In addition, EOT PET-CT of 4 patients in the pre-pandemic period could not be evaluated (3 patients died while on treatment (in addition to the above-mentioned 2 patients, the 3rd patient died due to pneumonia and respiratory failure during the 4th cycle of chemotherapy), and one was lost to follow-up). Also, we did not include 3 patients diagnosed during the pandemic period for response evaluation at EOT. One of them was a 63-year-old female and her treatment was continued with combination of 2 drugs (dacarbazine and BV) uniquely due to intolerance to BV-AVD (BV, doxorubicin, vinblastine, dacarbazine) treatment, then there was a residual mass in EOT PET-CT. Also, the other 2 patients were lost to follow-up, so EOT PET-CT results couldn't be evaluated for those cases. In the pre-pandemic and pandemic periods, 85.2% and 72.7% of the patients had CR at EOT, respectively (Fig 2). There was no statistically significant difference between these 2 groups (P = 0.208).

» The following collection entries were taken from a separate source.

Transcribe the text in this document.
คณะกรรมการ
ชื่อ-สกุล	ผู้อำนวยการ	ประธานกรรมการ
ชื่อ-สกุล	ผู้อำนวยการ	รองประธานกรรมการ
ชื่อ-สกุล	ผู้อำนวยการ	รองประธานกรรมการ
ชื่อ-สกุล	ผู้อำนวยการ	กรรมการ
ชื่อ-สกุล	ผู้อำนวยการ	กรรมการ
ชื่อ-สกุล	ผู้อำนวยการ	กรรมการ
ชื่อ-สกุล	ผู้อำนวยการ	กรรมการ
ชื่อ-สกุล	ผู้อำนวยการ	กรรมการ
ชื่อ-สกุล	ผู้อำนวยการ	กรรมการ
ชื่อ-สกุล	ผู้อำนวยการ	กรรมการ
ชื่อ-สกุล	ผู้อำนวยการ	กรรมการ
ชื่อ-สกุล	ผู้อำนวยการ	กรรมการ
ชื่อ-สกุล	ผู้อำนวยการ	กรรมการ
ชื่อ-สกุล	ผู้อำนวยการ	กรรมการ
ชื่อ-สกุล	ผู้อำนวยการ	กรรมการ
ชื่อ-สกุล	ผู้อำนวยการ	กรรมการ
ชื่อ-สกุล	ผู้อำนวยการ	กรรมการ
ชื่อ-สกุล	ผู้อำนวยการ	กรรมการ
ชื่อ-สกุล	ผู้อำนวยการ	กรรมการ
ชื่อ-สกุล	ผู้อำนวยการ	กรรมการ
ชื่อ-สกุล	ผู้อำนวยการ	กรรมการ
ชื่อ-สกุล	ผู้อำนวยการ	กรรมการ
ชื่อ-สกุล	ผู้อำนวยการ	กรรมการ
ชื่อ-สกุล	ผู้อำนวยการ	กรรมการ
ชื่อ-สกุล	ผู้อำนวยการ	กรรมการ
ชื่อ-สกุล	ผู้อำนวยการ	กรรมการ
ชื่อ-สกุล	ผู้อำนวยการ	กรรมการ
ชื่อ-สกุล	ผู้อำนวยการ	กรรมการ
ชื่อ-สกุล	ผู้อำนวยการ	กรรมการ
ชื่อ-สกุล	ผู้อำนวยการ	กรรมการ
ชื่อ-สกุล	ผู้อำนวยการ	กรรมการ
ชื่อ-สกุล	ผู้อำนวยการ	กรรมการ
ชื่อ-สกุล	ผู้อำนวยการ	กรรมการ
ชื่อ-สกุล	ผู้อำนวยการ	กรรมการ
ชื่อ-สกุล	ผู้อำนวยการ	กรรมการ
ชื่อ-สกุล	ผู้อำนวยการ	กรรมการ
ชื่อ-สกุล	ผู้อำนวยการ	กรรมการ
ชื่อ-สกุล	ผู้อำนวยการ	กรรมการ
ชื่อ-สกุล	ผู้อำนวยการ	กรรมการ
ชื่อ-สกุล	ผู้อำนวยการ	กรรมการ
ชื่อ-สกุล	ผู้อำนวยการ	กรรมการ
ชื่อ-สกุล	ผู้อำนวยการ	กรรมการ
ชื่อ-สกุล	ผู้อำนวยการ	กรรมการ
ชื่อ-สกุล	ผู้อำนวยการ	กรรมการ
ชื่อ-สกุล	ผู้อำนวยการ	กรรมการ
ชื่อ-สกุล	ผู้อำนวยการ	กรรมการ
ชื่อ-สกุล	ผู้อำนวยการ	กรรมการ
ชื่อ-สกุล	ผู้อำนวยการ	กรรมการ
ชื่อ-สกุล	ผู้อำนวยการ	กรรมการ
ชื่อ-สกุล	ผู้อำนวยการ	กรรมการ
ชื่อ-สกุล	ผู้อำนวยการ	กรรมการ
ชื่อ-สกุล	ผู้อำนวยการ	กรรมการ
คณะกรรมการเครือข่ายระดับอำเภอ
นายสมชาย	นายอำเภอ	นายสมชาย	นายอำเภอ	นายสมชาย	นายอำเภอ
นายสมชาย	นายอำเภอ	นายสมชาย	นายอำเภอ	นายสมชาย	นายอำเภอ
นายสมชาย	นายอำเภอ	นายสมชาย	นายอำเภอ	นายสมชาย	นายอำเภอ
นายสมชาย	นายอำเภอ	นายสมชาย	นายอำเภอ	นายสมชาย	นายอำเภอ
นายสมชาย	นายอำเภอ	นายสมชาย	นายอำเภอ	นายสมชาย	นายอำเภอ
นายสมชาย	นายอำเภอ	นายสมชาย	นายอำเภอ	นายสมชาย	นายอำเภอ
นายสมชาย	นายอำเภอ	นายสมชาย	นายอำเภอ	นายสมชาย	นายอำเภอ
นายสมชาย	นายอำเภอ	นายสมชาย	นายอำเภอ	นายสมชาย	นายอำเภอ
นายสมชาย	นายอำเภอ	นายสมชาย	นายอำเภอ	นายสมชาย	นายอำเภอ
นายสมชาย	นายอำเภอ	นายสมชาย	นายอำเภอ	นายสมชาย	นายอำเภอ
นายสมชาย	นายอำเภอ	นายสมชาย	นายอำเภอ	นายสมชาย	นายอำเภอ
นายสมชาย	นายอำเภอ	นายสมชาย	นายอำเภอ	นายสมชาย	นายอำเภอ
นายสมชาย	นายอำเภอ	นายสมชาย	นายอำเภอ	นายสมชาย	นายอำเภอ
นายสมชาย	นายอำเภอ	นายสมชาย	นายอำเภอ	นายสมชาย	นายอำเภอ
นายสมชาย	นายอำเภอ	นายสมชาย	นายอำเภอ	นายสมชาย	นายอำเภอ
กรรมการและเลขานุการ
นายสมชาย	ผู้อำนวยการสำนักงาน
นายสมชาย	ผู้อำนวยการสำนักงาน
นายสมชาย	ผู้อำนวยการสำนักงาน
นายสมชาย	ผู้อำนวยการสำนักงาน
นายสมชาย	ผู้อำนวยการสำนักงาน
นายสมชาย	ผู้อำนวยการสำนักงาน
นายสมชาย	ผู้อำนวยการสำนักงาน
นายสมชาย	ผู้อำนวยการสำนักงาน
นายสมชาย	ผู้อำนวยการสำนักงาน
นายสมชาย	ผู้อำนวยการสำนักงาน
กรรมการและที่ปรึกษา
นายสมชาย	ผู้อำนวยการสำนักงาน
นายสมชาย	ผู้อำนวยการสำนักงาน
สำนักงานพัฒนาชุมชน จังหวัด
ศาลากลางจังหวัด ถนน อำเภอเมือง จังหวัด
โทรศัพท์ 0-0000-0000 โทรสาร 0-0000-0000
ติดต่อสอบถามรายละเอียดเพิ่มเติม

The median DTI in the entire cohort was 14 days. Those who lasted 14 days or less and those who lasted longer than 14 days did not have a significant effect on the treatment response (P = 0.771).

Since the follow-up period after EOT was relatively short, progression-free survival (PFS) and overall survival (OS) were not calculated. A total of 5 patients died (including the 3 patients above), all of whom were in the pre-pandemic group. Of the 2 cases not detailed above, one died due to pneumonia and respiratory failure and the other because of multi-organ dysfunction syndrome.

Discussion

The pandemic negatively affected the delivery of healthcare services globally.12 Intermittent quarantine practices and its psychological effects on patients reduced hospital admissions.3 , 4 On the other hand, getting an appointment was generally not so easy due to the lack of non-COVID19 patient care centers. In addition, decision making in the management of patients with malignancies was difficult.12

During the pandemic, patients with hematological malignancies form one of the most frail patient groups,2 and as diagnosis could be challenging, treatment initiation and persistence among were other important issues.4 , 13 Based on this, we performed a study investigating the impact of COVID-19 pandemic on the diagnosis and management of patients with newly diagnosed cHL.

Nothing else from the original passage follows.